Personal information
- Born: 11 September 1987
- Died: 23 June 2013 (aged 25)
- Height: 1.72 m (5 ft 7+1⁄2 in)
- Weight: 85 kg (187 lb)

Sport
- Country: Kiribati
- Sport: Weightlifting

Medal record
Weightlifting
South Pacific Games
| Gold medal – first place | 2003 Suva | 85kg |
| Gold medal – first place | 2003 Suva |  |
| Silver medal – second place | 2011 Nouméa |  |

= Meamea Thomas =

Kiribati weightlifter

Meamea Thomas (11 September 1987 in Tarawa – c. 23 June 2013) was an I-Kiribati weightlifter.

Thomas represented Kiribati in the men's 85 kg event at the 2004 Summer Olympics in Athens. He was, at that time, ranked 63rd in the world. He finished 13th, having lifted 292.5 kg. He was also his country's flagbearer during the Opening Ceremony. He had previously won gold in the same event at the 2003 South Pacific Games in Suva. He did not take part in the 2008 Olympics.

In all, he won two gold medals at the 2003 South Pacific Games, and three at the 2009 Pacific Mini Games. He won silver at the 2011 Pacific Games, and was twice Oceania Champion: in 2004 and 2010.

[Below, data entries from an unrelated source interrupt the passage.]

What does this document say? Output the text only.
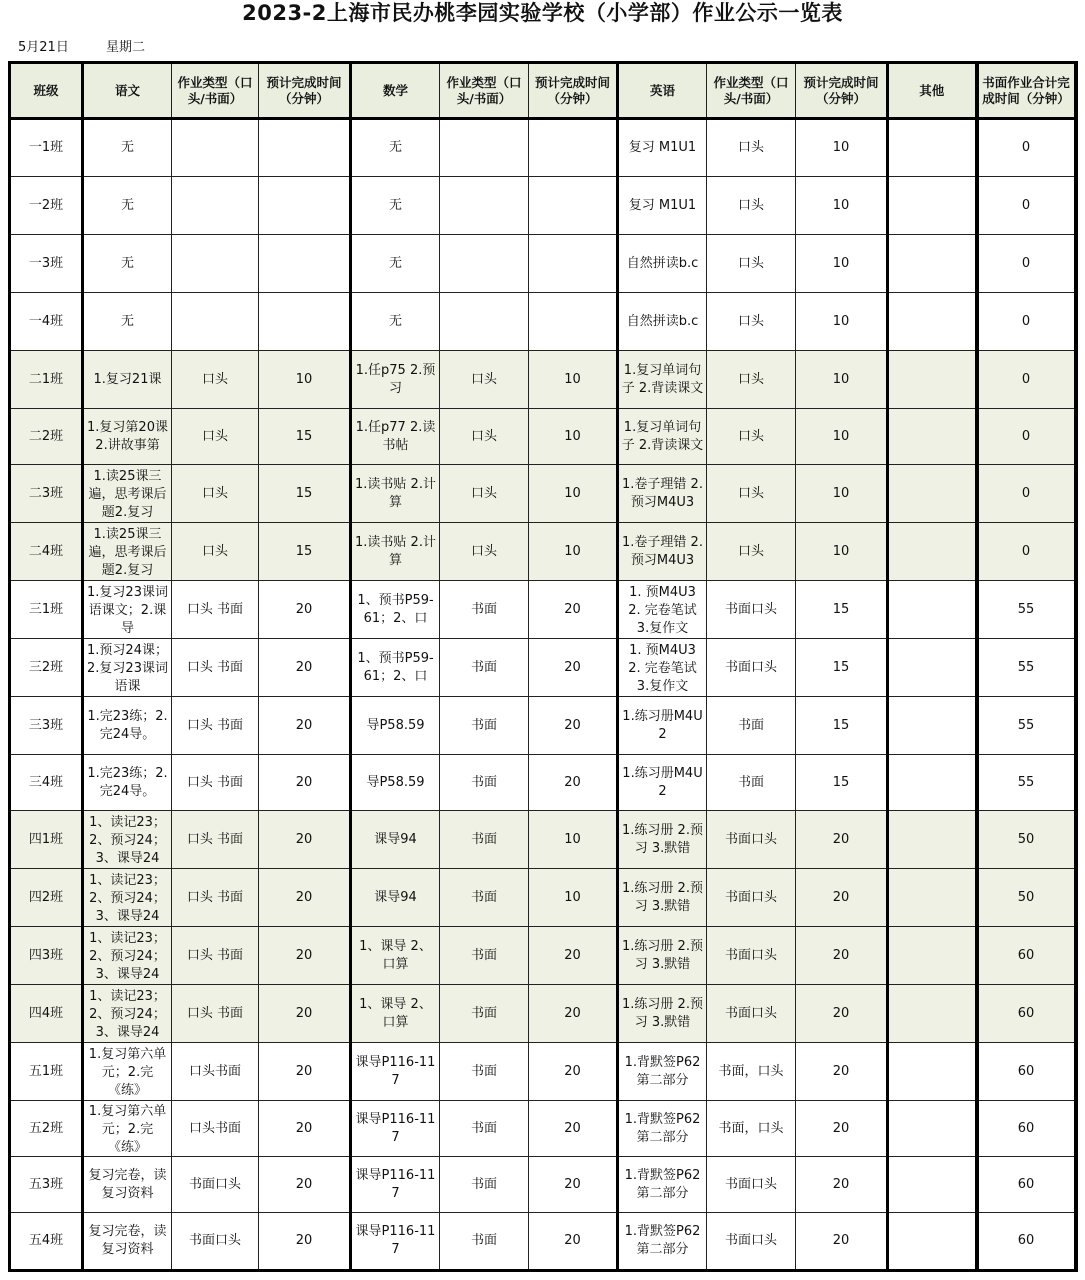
2023-2上海市民办桃李园实验学校（小学部）作业公示一览表
5月21日	星期二
班级	语文	作业类型（口头/书面）	预计完成时间（分钟）	数学	作业类型（口头/书面）	预计完成时间（分钟）	英语	作业类型（口头/书面）	预计完成时间（分钟）	其他	书面作业合计完成时间（分钟）

一1班	无			无			复习 M1U1	口头	10		0

一2班	无			无			复习 M1U1	口头	10		0

一3班	无			无			自然拼读b.c	口头	10		0

一4班	无			无			自然拼读b.c	口头	10		0

二1班	1.复习21课	口头	10	1.任p75 2.预习	口头	10	1.复习单词句子 2.背读课文	口头	10		0

二2班	1.复习第20课 2.讲故事第	口头	15	1.任p77 2.读书帖	口头	10	1.复习单词句子 2.背读课文	口头	10		0

二3班	1.读25课三遍，思考课后题2.复习	口头	15	1.读书贴 2.计算	口头	10	1.卷子理错 2.预习M4U3	口头	10		0

二4班	1.读25课三遍，思考课后题2.复习	口头	15	1.读书贴 2.计算	口头	10	1.卷子理错 2.预习M4U3	口头	10		0

三1班	1.复习23课词语课文；2.课导	口头 书面	20	1、预书P59-61；2、口	书面	20	1. 预M4U3 2. 完卷笔试 3.复作文	书面口头	15		55

三2班	1.预习24课；2.复习23课词语课	口头 书面	20	1、预书P59-61；2、口	书面	20	1. 预M4U3 2. 完卷笔试 3.复作文	书面口头	15		55

三3班	1.完23练；2.完24导。	口头 书面	20	导P58.59	书面	20	1.练习册M4U2	书面	15		55

三4班	1.完23练；2.完24导。	口头 书面	20	导P58.59	书面	20	1.练习册M4U2	书面	15		55

四1班	1、读记23；2、预习24；3、课导24	口头 书面	20	课导94	书面	10	1.练习册 2.预习 3.默错	书面口头	20		50

四2班	1、读记23；2、预习24；3、课导24	口头 书面	20	课导94	书面	10	1.练习册 2.预习 3.默错	书面口头	20		50

四3班	1、读记23；2、预习24；3、课导24	口头 书面	20	1、课导 2、口算	书面	20	1.练习册 2.预习 3.默错	书面口头	20		60

四4班	1、读记23；2、预习24；3、课导24	口头 书面	20	1、课导 2、口算	书面	20	1.练习册 2.预习 3.默错	书面口头	20		60

五1班	1.复习第六单元；2.完《练》	口头书面	20	课导P116-117	书面	20	1.背默签P62第二部分	书面，口头	20		60

五2班	1.复习第六单元；2.完《练》	口头书面	20	课导P116-117	书面	20	1.背默签P62第二部分	书面，口头	20		60

五3班	复习完卷，读复习资料	书面口头	20	课导P116-117	书面	20	1.背默签P62第二部分	书面口头	20		60

五4班	复习完卷，读复习资料	书面口头	20	课导P116-117	书面	20	1.背默签P62第二部分	书面口头	20		60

On or around 23 June 2013, he was killed in a crash in his home country, at the age of 25. He saw a bicycle rider about to be hit by a speeding car, and pushed the rider to safety. He was hit instead, and died instantly. The driver of the car was drunk. Paul Coffa, General Secretary of the Oceania Weightlifting Federation, paid tribute to his heroism in sacrificing himself to save a life.